Apple has changed its stance on allowing web apps on iPhones and iPads in Europe and will continue to allow users to place them on their home screens after iOS 17.4 arrives. They will, however, have to be “built directly on WebKit and its security architecture,” rather than running in alternative browsers, which is how it worked until the new law forced the issue.
After the European Union’s Digital Markets Act (DMA) required Apple to open up its mobile devices to alternative browsers, the company said it would completely remove the ability to install web apps on the home screen. In a question-and-answer section for developers, titled “Why don’t EU users have access to web apps on the Home screen?”, Apple said the “security and privacy issues” of foreign web apps are “complex and would require solving them.” given other DMA requirements and very low user acceptance of web apps on the home screen,” led the company to “remove the web apps feature on the home screen in the EU.” Any web application installed on the user’s home screen would simply return them to their preferred web browser.
Apple further warned of “malicious web apps,” which, without the isolation built into its WebKit system, could read data, steal permissions from other web apps, and install further web apps without permission, among other things.
That response prompted an inquiry from European Commission officials, who asked Apple and app developers about the impact of potentially removing web apps from the Start screen. It also prompted a survey by the Open Web Advocacy group. Apple has until March 6 to comply with the DMA. Apple’s move to block web apps strongly suggested that allowing web apps powered by Safari, but not other browsers, could violate DMA rules. Now some aspects of that cautious approach have changed.

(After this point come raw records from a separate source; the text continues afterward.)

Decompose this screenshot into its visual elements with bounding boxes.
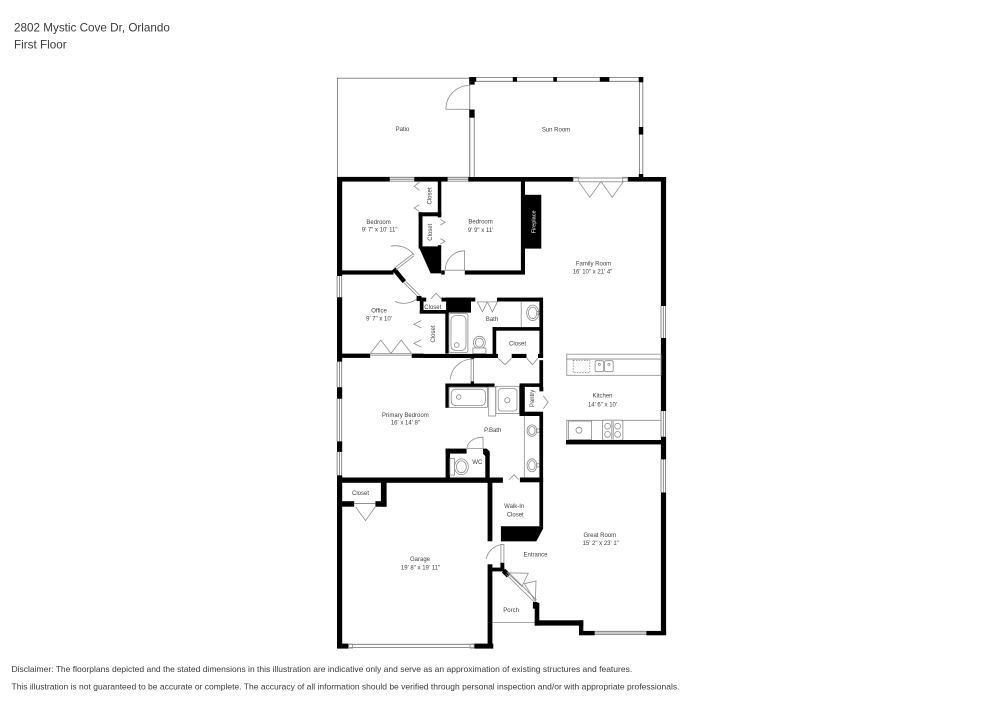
svg-text:Closet: Closet [428,223,434,240]
svg-text:15' 2" x 23' 1": 15' 2" x 23' 1" [583,541,619,547]
svg-text:19' 8" x 19' 11": 19' 8" x 19' 11" [401,566,440,572]
svg-text:First Floor: First Floor [14,39,67,52]
svg-text:16' x 14' 8": 16' x 14' 8" [391,421,420,427]
svg-text:Closet: Closet [507,512,524,518]
svg-text:9' 7" x 10' 11": 9' 7" x 10' 11" [362,227,398,233]
svg-text:Closet: Closet [424,305,441,311]
svg-text:Sun Room: Sun Room [542,128,570,134]
svg-text:Closet: Closet [431,325,437,342]
svg-text:Bedroom: Bedroom [468,220,492,226]
svg-text:Entrance: Entrance [523,552,548,558]
svg-text:Closet: Closet [352,491,369,497]
svg-text:P.Bath: P.Bath [484,428,501,434]
svg-text:Patio: Patio [396,127,410,133]
svg-text:Fireplace: Fireplace [532,210,538,233]
svg-text:2802 Mystic Cove Dr, Orlando: 2802 Mystic Cove Dr, Orlando [14,22,170,35]
svg-text:Closet: Closet [428,187,434,204]
svg-text:9' 9" x 11': 9' 9" x 11' [468,228,493,234]
svg-text:Disclaimer: The floorplans dep: Disclaimer: The floorplans depicted and … [12,664,633,674]
svg-text:Primary Bedroom: Primary Bedroom [382,413,429,419]
svg-text:16' 10" x 21' 4": 16' 10" x 21' 4" [573,270,613,276]
svg-text:Closet: Closet [509,342,526,348]
svg-text:Great Room: Great Room [583,533,616,539]
svg-text:Kitchen: Kitchen [592,393,612,399]
svg-text:Pantry: Pantry [530,390,536,407]
svg-text:Walk-In: Walk-In [504,504,524,510]
svg-text:Office: Office [371,309,387,315]
svg-text:Porch: Porch [503,608,519,614]
svg-text:14' 6" x 10': 14' 6" x 10' [588,403,617,409]
svg-text:9' 7" x 10': 9' 7" x 10' [366,316,392,322]
svg-text:Family Room: Family Room [576,261,611,267]
svg-text:Bedroom: Bedroom [366,220,390,226]
svg-text:WC: WC [472,460,483,466]
svg-text:This illustration is not guara: This illustration is not guaranteed to b… [12,682,680,692]
svg-text:Garage: Garage [410,557,431,563]
svg-text:Bath: Bath [486,317,498,323]
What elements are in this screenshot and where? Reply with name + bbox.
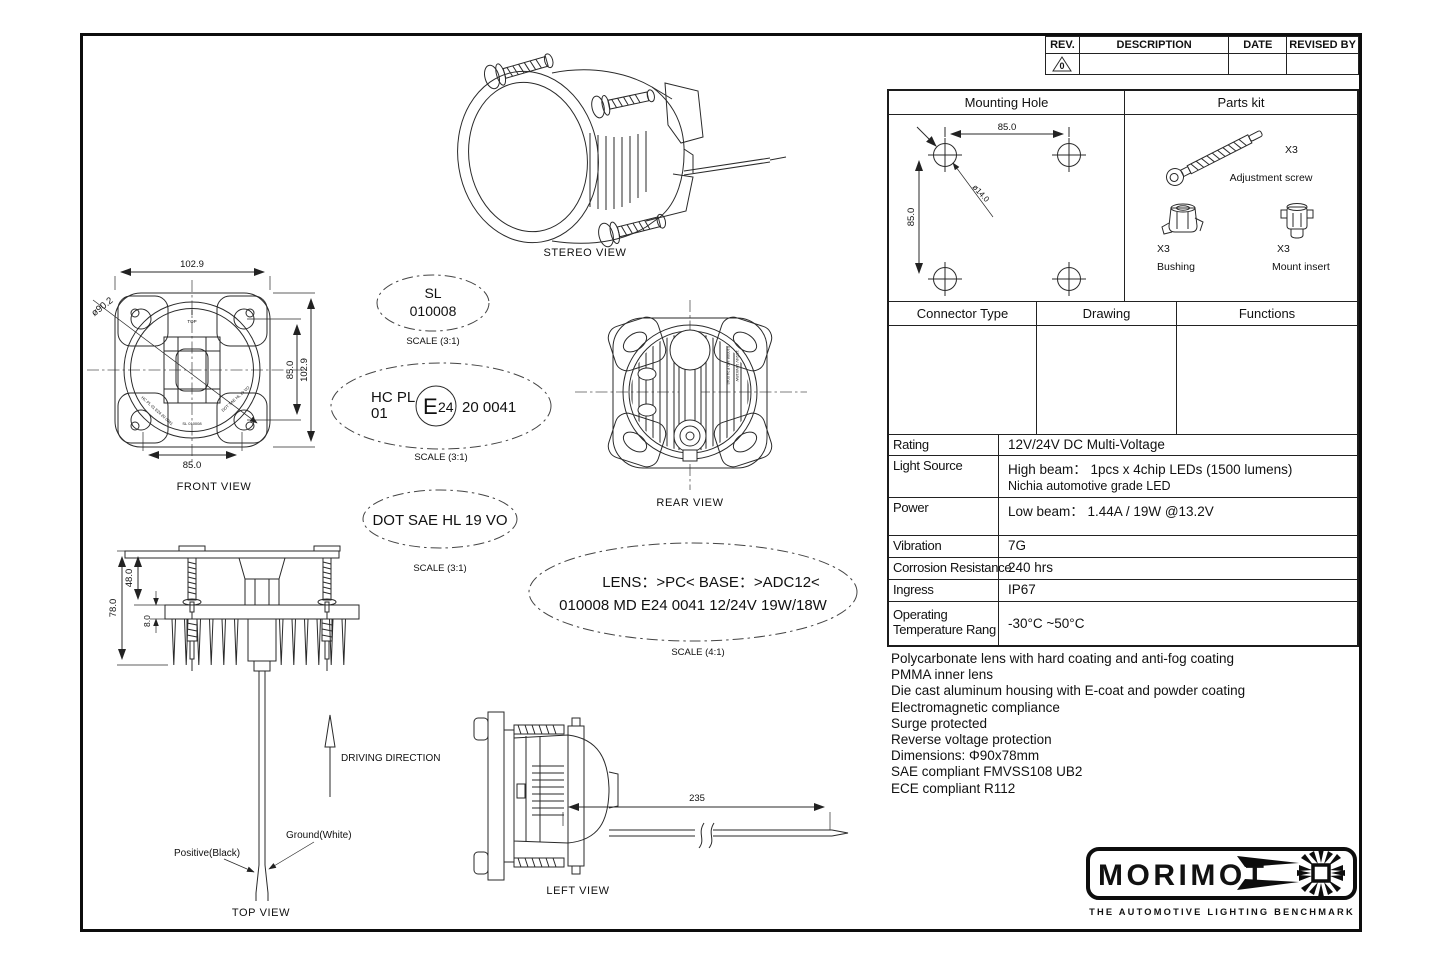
stereo-view: STEREO VIEW — [440, 45, 790, 265]
mount-insert-qty: X3 — [1277, 243, 1290, 255]
revision-data-row: 0 — [1046, 53, 1359, 74]
spec-label-operating-temp: Operating Temperature Rang — [889, 602, 999, 645]
spec-row-light-source: Light Source High beam： 1pcs x 4chip LED… — [889, 455, 1357, 497]
note-line: SAE compliant FMVSS108 UB2 — [891, 764, 1353, 780]
svg-text:0: 0 — [1060, 61, 1065, 71]
stereo-screw-top-left — [482, 48, 556, 90]
driving-direction-label: DRIVING DIRECTION — [341, 753, 440, 764]
hc-e-number: 24 — [438, 399, 454, 415]
sl-scale: SCALE (3:1) — [406, 336, 459, 347]
spec-label-power: Power — [889, 498, 999, 535]
front-dim-right-inner: 85.0 — [285, 361, 296, 380]
mount-insert-label: Mount insert — [1272, 261, 1330, 273]
lens-scale: SCALE (4:1) — [671, 647, 724, 658]
note-line: Reverse voltage protection — [891, 732, 1353, 748]
front-dim-right-outer: 102.9 — [299, 358, 310, 382]
spec-value-light-source: High beam： 1pcs x 4chip LEDs (1500 lumen… — [999, 456, 1357, 497]
note-line: Die cast aluminum housing with E-coat an… — [891, 683, 1353, 699]
spec-value-light-source-line2: Nichia automotive grade LED — [1008, 479, 1357, 493]
connector-header: Connector Type Drawing Functions — [889, 302, 1357, 326]
revision-mark-cell: 0 — [1046, 53, 1080, 74]
front-dim-diameter: ø90.2 — [90, 295, 116, 319]
note-line: Electromagnetic compliance — [891, 700, 1353, 716]
hc-badge: HC PL 01 E 24 20 0041 SCALE (3:1) — [328, 360, 554, 464]
note-line: Dimensions: Φ90x78mm — [891, 748, 1353, 764]
revision-col-description: DESCRIPTION — [1080, 36, 1230, 53]
spec-row-corrosion: Corrosion Resistance 240 hrs — [889, 557, 1357, 579]
front-dim-top: 102.9 — [180, 259, 204, 270]
lens-badge: LENS：>PC< BASE：>ADC12< 010008 MD E24 004… — [526, 540, 866, 660]
hc-scale: SCALE (3:1) — [414, 452, 467, 463]
burst-o-icon — [1297, 849, 1345, 897]
note-line: Polycarbonate lens with hard coating and… — [891, 651, 1353, 667]
bushing-qty: X3 — [1157, 243, 1170, 255]
drawing-col: Drawing — [1037, 302, 1177, 325]
revision-description-cell — [1080, 53, 1230, 74]
revision-table: REV. DESCRIPTION DATE REVISED BY 0 — [1045, 36, 1359, 75]
mounting-hole-title: Mounting Hole — [889, 91, 1125, 114]
top-dim-total: 78.0 — [108, 599, 119, 618]
top-view: 78.0 48.0 8.0 DRIVING DIRECTION Ground(W… — [108, 545, 450, 923]
left-dim-wire: 235 — [689, 793, 705, 804]
spec-value-corrosion: 240 hrs — [999, 558, 1357, 579]
mounting-dim-horizontal: 85.0 — [998, 122, 1017, 133]
logo-tagline: THE AUTOMOTIVE LIGHTING BENCHMARK — [1089, 907, 1355, 917]
sl-line2: 010008 — [410, 303, 457, 319]
rear-view: 010008 MD E24 0041 12/24V 19W/18W REAR V… — [575, 298, 807, 513]
revision-col-revised-by: REVISED BY — [1287, 36, 1359, 53]
spec-value-light-source-line1: High beam： 1pcs x 4chip LEDs (1500 lumen… — [1008, 458, 1357, 478]
spec-value-rating: 12V/24V DC Multi-Voltage — [999, 435, 1357, 455]
bushing-icon — [1162, 204, 1203, 234]
top-view-label: TOP VIEW — [232, 907, 290, 919]
revision-col-rev: REV. — [1046, 36, 1080, 53]
left-view: 235 LEFT VIEW — [468, 702, 864, 900]
spec-label-ingress: Ingress — [889, 580, 999, 601]
hc-e-mark: E — [423, 394, 438, 419]
rear-view-label: REAR VIEW — [656, 497, 723, 509]
front-etch-center: SL 010008 — [182, 421, 202, 426]
spec-row-ingress: Ingress IP67 — [889, 579, 1357, 601]
spec-label-vibration: Vibration — [889, 536, 999, 557]
revision-triangle-icon: 0 — [1051, 55, 1073, 73]
connector-type-cell — [889, 326, 1037, 434]
mounting-hole-diagram: 85.0 85.0 ø14.0 — [889, 115, 1123, 299]
front-dim-bottom: 85.0 — [183, 460, 202, 471]
adjustment-screw-qty: X3 — [1285, 144, 1298, 156]
spec-label-rating: Rating — [889, 435, 999, 455]
spec-label-light-source: Light Source — [889, 456, 999, 497]
mount-insert-icon — [1281, 204, 1313, 239]
right-panel: Mounting Hole Parts kit — [887, 89, 1359, 647]
connector-type-col: Connector Type — [889, 302, 1037, 325]
mounting-hole-cell: 85.0 85.0 ø14.0 — [889, 115, 1125, 301]
stereo-screw-top-mid — [590, 84, 657, 119]
parts-kit-diagram: X3 Adjustment screw X3 Bushing — [1125, 115, 1357, 299]
mounting-parts-body: 85.0 85.0 ø14.0 — [889, 115, 1357, 302]
spec-value-vibration: 7G — [999, 536, 1357, 557]
left-view-label: LEFT VIEW — [546, 885, 609, 897]
lens-line2: 010008 MD E24 0041 12/24V 19W/18W — [559, 597, 828, 614]
revision-header-row: REV. DESCRIPTION DATE REVISED BY — [1046, 36, 1359, 53]
lens-line1: LENS：>PC< BASE：>ADC12< — [602, 574, 820, 591]
revision-revised-cell — [1287, 53, 1359, 74]
spec-value-operating-temp: -30°C ~50°C — [999, 602, 1357, 645]
adjustment-screw-label: Adjustment screw — [1230, 172, 1313, 184]
mounting-dim-vertical: 85.0 — [906, 208, 917, 227]
front-view: TOP 102.9 85.0 85.0 102.9 ø90.2 HC PL 01… — [85, 252, 320, 497]
notes-block: Polycarbonate lens with hard coating and… — [891, 651, 1353, 797]
top-dim-upper: 48.0 — [124, 569, 135, 588]
rear-etch-line1: 010008 MD E24 0041 — [726, 346, 731, 386]
note-line: Surge protected — [891, 716, 1353, 732]
spec-row-power: Power Low beam： 1.44A / 19W @13.2V — [889, 497, 1357, 535]
drawing-sheet: REV. DESCRIPTION DATE REVISED BY 0 Mount… — [0, 0, 1445, 964]
revision-date-cell — [1229, 53, 1287, 74]
front-view-label: FRONT VIEW — [177, 481, 252, 493]
spec-value-power: Low beam： 1.44A / 19W @13.2V — [999, 498, 1357, 535]
spec-row-rating: Rating 12V/24V DC Multi-Voltage — [889, 435, 1357, 455]
bushing-label: Bushing — [1157, 261, 1195, 273]
functions-col: Functions — [1177, 302, 1357, 325]
spec-table: Rating 12V/24V DC Multi-Voltage Light So… — [889, 435, 1357, 645]
note-line: PMMA inner lens — [891, 667, 1353, 683]
hc-right: 20 0041 — [462, 399, 516, 416]
spec-value-ingress: IP67 — [999, 580, 1357, 601]
mounting-parts-header: Mounting Hole Parts kit — [889, 91, 1357, 115]
functions-cell — [1177, 326, 1357, 434]
revision-col-date: DATE — [1229, 36, 1287, 53]
note-line: ECE compliant R112 — [891, 781, 1353, 797]
stereo-wire — [684, 157, 786, 175]
morimoto-logo: MORIMOT THE AUTOMOTIVE LIGHTING BENCHMAR… — [1085, 846, 1360, 922]
spec-label-corrosion: Corrosion Resistance — [889, 558, 999, 579]
spec-row-operating-temp: Operating Temperature Rang -30°C ~50°C — [889, 601, 1357, 645]
hc-left-bottom: 01 — [371, 405, 388, 422]
sl-line1: SL — [424, 285, 441, 301]
parts-kit-cell: X3 Adjustment screw X3 Bushing — [1125, 115, 1357, 301]
dot-text: DOT SAE HL 19 VO — [372, 512, 507, 529]
rear-etch-line2: 12/24V 19W/18W — [735, 350, 740, 382]
stereo-view-label: STEREO VIEW — [544, 247, 627, 259]
parts-kit-title: Parts kit — [1125, 91, 1357, 114]
connector-body — [889, 326, 1357, 435]
spec-row-vibration: Vibration 7G — [889, 535, 1357, 557]
stereo-screw-bottom — [596, 209, 668, 249]
positive-label: Positive(Black) — [174, 848, 240, 859]
hc-left-top: HC PL — [371, 389, 415, 406]
ground-label: Ground(White) — [286, 830, 352, 841]
top-dim-flange: 8.0 — [142, 615, 152, 627]
drawing-cell — [1037, 326, 1177, 434]
front-top-mark: TOP — [187, 319, 196, 324]
sl-badge: SL 010008 SCALE (3:1) — [372, 270, 497, 348]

Under an updated version of that section heading, Apple reiterates its security and privacy concerns and the need to “build a new integration architecture that doesn’t currently exist in iOS.” But because of the requirement to continue offering web apps, “we will continue to offer existing home screen capabilities in the EU,” Apple writes.
A long, strange road to where web apps are now
Apple has long offered web apps (or progressive web apps) that open as a separate app rather than in a browser tab. Web apps installed this way offer greater persistence and access to device features, such as notifications, cameras or file storage. Apple co-founder and then-CEO Steve Jobs initially praised web apps as “everything you need” to write “amazing apps” rather than dedicated apps with their own SDK. Four months later, the iPhone SDK was announced, and Apple announced its enthusiastic desire for “native third-party apps on the iPhone.”
Although Apple does not disclose App Store revenue in its earnings statements, its services division posted an all-time record of $22.3 billion in the fourth quarter of 2023, including “all-time revenue records” in the App Store and other offerings.
As part of its DMA compliance as a “gatekeeper” for certain systems, Apple must also allow sideloading for EU users, or allow the installation of iOS apps from stores other than its own official App Store. This week, more than two dozen companies signed a letter to the Commission complaining about Apple’s implementation of the App Store rules. Developers who want to use alternative app stores will have to agree to terms that include a “Core Technology Fee”, requiring a fee of €0.50 per app, every year, after 1 million downloads. “Few app developers will agree to these unfair terms,” the letter claims, and thereby deepen “Apple’s exploitation of its dominance over app developers.”
In a statement provided to Ars, Apple said its “approach to the Digital Markets Act was driven by two simple goals: to comply with the law and to reduce the inevitable, increased risks that DMA creates for our EU customers.” It noted that Apple employees “spent months talking to the European Commission” and “created more than 600 new APIs and a wide range of development tools in just over a year.” However, Apple said that the changes and safeguards it has put in place cannot fully “eliminate new threats created by DMA”, and the changes “will result in a less secure system”.
That’s why, Apple said, it restricts third-party browsers, app stores and other DMA changes to the European Union. “[W]We are concerned about their impact on the privacy and security of our users’ experience—which remains our North Star.”